Abstract

The association of coronary artery thrombosis with the onset of acute myocardial infarction has provided the rationale for the development of pharmacologic and/or physical methods for the restoration of coronary artery blood flow. The institution of pharmacologic methods for myocardial reperfusion has resulted in a reduction in mortality leading to acceptance of thrombolytic therapy as the standard approach to the management of patients with an evolving acute myocardial infarction [I]. It is a well established fact that prolonged myocardial ischemia leads to a time-dependent loss in the viability of myocardial cells in the jeopardized region of the heart and that the restoration of coronary artery blood flow is fundamental in order to arrest the progression of cell death and for the restoration of myocardial function. The restoration of blood flow is essential for repair of the reversible changes induced by ischemia and for the continued survival of the myocardial cells at risk of permanent damage. The reintroduction of oxygen at the time of reperfusion, however, may be detrimental to the reoxygenated myocyte as well as being beneficial.
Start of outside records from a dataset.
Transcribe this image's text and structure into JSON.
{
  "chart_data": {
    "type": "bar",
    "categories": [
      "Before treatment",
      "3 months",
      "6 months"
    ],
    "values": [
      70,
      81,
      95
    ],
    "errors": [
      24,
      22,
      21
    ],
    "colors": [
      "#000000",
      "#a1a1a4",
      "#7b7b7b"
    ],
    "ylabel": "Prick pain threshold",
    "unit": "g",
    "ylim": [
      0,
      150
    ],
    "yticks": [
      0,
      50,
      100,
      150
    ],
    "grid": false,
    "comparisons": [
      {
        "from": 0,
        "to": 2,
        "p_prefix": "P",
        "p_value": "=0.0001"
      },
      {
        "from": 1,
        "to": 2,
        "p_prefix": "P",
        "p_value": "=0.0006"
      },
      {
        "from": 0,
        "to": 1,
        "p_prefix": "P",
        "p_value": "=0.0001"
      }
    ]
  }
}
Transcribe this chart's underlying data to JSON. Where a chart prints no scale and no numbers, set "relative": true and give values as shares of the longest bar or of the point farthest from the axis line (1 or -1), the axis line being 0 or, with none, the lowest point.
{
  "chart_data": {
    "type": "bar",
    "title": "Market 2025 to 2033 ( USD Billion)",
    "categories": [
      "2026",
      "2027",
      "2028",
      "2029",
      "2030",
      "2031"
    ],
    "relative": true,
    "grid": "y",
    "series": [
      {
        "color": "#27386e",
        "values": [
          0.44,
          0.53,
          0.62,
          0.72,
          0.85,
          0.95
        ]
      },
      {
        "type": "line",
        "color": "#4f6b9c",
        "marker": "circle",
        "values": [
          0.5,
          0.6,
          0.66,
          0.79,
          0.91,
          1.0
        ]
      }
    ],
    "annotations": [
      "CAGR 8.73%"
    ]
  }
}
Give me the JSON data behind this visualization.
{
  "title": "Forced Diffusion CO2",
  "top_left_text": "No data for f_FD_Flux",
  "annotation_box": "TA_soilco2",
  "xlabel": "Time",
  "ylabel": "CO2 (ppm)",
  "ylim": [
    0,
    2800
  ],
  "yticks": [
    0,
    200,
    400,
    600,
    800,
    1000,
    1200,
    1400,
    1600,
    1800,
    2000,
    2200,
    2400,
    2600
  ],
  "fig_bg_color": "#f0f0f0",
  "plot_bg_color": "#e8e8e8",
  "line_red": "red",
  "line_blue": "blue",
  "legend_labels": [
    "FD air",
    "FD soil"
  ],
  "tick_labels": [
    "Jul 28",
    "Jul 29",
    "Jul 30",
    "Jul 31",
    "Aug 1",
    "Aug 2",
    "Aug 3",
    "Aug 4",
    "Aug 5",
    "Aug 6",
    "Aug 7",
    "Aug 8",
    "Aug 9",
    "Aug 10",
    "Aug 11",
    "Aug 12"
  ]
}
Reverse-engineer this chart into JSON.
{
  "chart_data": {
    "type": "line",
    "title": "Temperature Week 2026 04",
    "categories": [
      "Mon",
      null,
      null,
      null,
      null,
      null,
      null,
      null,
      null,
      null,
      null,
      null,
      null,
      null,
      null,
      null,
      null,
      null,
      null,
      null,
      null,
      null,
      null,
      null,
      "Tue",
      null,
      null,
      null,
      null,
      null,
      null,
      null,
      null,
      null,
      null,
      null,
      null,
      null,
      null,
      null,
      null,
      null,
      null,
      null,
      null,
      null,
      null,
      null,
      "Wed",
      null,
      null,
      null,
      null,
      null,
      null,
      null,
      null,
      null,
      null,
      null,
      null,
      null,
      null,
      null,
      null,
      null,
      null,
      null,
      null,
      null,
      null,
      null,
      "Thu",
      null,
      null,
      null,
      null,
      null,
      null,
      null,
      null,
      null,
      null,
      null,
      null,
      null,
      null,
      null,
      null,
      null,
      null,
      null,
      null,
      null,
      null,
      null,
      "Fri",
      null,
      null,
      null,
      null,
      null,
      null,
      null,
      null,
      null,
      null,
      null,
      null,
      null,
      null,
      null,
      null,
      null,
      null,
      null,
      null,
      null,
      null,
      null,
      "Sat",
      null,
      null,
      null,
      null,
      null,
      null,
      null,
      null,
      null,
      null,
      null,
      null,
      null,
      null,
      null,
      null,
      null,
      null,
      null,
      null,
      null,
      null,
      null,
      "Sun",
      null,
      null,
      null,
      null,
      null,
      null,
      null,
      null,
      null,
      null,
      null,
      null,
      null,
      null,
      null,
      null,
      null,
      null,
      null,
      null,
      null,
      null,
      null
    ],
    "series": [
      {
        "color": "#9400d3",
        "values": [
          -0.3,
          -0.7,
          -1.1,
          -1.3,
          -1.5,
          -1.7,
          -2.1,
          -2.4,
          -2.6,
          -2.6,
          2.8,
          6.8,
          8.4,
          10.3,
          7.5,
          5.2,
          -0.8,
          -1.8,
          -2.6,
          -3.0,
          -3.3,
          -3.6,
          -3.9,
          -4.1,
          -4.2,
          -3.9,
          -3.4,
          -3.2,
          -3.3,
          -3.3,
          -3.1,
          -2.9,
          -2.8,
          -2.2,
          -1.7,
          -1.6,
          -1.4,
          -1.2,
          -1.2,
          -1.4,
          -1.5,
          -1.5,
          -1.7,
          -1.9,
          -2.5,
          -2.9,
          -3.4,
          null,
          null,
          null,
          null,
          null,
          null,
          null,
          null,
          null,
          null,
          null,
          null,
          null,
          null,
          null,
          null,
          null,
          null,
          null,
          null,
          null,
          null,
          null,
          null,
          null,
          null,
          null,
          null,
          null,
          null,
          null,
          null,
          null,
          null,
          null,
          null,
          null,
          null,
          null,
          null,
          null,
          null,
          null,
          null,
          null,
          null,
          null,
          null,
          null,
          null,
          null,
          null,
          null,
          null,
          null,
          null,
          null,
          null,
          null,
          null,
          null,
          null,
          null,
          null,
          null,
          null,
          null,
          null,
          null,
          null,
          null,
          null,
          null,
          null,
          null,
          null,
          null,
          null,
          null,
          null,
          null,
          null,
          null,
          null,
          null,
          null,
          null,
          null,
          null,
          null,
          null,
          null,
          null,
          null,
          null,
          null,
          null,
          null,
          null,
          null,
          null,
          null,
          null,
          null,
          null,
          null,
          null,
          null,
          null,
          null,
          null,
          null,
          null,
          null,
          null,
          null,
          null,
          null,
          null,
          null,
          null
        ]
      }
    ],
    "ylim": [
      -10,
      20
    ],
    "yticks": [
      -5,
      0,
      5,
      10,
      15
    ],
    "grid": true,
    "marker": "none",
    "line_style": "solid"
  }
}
A number of recent reviews have been devoted to an examination of the question of whether reactive species of oxygen or oxygen radicals can contribute to the development of irreversible myocardial cell injury during the period of reperfusion [2, 3, 4, 51. The purpose of this editorial is to focus attention on the potential role of the polymorphonuclear leukocyte (PMN) as a determinant of the ultimate extent of irreversible myocardial injury after ischemia and reperfusion, and to call attention to those factors which modulate the inflammatory response to myocardial cell injury.